A phishing campaign has been identified that warns of chemical weapon attacks on Ukrainian citizens in an attempt to infect devices with Jester malware. The Computer Emergency Response Team of Ukraine (CERT-UA) has recently issued a security advisory about the mass distribution of these malicious emails targeting Ukrainian citizens.
The emails have the subject line “chemical attack” and warn in Ukrainian that information has been received that indicates chemical weapons will be used at 01:00, and that the authorities are not alerting the public to the threat so as not to cause panic. The emails claim to provide information on where the chemical weapons will be used and provide information on the location of shelters where people will be safe. That information is provided in a document, a link to which is included in the email.
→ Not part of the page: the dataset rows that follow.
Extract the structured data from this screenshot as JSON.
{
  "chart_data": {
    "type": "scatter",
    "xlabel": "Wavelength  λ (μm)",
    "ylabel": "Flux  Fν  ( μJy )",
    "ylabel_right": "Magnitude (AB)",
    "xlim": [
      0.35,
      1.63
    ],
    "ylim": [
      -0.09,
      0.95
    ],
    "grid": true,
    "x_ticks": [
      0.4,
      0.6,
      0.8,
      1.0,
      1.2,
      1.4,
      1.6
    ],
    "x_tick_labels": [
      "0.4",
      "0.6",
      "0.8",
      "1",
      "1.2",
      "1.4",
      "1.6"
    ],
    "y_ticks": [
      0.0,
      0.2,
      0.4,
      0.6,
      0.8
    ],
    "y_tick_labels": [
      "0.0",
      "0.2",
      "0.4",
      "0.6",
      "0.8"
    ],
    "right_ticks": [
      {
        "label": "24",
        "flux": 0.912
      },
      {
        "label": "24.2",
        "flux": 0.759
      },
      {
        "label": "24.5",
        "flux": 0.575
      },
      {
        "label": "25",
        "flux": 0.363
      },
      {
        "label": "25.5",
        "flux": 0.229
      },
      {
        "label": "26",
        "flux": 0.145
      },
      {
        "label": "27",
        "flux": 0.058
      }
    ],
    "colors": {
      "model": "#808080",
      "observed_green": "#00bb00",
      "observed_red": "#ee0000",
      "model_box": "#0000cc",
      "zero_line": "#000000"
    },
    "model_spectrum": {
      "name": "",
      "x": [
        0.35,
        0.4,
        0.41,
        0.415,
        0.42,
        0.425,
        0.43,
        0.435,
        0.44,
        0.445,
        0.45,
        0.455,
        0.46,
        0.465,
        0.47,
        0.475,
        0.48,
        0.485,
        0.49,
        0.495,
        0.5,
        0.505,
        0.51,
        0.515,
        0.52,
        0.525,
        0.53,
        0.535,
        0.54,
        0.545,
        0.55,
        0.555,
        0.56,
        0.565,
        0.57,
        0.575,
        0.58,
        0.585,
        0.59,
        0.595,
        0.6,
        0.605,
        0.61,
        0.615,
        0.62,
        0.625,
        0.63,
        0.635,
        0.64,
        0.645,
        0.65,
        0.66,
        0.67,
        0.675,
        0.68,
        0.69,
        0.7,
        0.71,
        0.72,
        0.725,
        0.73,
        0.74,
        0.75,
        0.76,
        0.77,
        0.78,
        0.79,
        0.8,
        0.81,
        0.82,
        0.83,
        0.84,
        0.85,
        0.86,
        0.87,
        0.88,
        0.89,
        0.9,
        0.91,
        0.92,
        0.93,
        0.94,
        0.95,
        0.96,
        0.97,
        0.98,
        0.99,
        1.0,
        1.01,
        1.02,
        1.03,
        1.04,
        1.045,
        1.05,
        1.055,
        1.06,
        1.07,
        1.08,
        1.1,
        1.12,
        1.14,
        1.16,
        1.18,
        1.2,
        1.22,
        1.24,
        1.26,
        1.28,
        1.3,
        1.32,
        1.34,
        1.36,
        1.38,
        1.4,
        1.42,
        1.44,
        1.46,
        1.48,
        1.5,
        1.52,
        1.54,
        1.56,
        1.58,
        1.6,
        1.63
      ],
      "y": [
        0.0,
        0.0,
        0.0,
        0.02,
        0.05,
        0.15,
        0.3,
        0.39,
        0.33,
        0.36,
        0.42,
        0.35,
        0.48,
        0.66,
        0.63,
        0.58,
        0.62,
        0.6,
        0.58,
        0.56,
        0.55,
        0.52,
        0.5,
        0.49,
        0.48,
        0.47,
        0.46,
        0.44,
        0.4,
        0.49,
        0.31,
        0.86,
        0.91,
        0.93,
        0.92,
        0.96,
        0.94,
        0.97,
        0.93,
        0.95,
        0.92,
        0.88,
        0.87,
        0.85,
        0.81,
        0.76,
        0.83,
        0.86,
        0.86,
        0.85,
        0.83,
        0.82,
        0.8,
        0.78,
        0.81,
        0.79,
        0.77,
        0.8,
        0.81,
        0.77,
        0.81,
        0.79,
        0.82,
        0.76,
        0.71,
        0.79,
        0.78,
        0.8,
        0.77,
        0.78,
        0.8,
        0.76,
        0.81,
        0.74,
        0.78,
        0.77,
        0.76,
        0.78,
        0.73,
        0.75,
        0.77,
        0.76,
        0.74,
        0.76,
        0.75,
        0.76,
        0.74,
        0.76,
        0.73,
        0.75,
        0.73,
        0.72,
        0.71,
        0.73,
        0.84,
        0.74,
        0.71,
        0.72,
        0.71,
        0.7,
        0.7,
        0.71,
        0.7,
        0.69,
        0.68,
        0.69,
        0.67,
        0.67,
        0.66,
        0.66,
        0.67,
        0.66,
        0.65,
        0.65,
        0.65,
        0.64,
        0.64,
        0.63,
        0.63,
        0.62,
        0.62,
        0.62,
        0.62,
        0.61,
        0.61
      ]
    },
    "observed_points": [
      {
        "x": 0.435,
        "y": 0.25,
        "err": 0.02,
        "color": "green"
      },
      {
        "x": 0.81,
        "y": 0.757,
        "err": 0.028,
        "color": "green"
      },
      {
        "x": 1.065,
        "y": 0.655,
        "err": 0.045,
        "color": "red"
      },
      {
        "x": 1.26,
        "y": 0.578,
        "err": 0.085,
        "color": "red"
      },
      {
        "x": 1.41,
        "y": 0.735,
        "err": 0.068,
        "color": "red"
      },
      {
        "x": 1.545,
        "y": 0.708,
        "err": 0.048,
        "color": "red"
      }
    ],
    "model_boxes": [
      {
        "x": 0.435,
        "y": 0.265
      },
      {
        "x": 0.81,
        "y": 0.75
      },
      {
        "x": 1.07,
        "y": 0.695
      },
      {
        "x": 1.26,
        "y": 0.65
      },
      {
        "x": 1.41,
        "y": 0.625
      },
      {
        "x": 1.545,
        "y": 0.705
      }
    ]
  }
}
If the hyperlink is clicked, the user will be directed to an XLS spreadsheet hosted on a compromised website. The XLS spreadsheet contains a malicious macro that will run if the document is opened and the content is enabled. The macro delivers an .EXE payload from a remote server and executes that file, which delivers Jester malware.
Jester malware is an information stealer that was first identified in February 2022. The malware can steal and exfiltrate login credentials, cookies, crypto wallets, passwords stored in browsers, messages in email clients, IM chat data, and other information. The malware uses AES-CBC-256 encryption for communications with its TOR network servers and for transmitting stolen data to private Telegram channels. The malware has anti-analysis features to detect when it is in a sandbox or virtual machine and lacks a mechanism for persistence, so will be removed after its operations have been performed and the program is closed.
CERT-UA has not uncovered evidence about the threat actors behind the campaign, so it is unknown if this is an attack by a pro-Russian hacking group or an opportunistic cybercriminal gang. Since Jester malware is widely available and is licensed at $99 per month or $249 for lifetime use, the campaign is unlikely to have been conducted by a nation-state threat actor.
The phishing emails in this campaign use tried and tested methods to maximize the chance of the emails being opened and the malicious file being executed. There is a clear threat, urgency, and potential for bad consequences if no action is taken. Since the invasion of Ukraine, citizens have been on high alert and have been living with the fear of chemical weapon attacks, so there is a high probability that the emails will be opened.
Regardless of the seriousness of the threat outlined in an email, it is important to continue to follow email security best practices and not to follow links or open email attachments in unsolicited emails.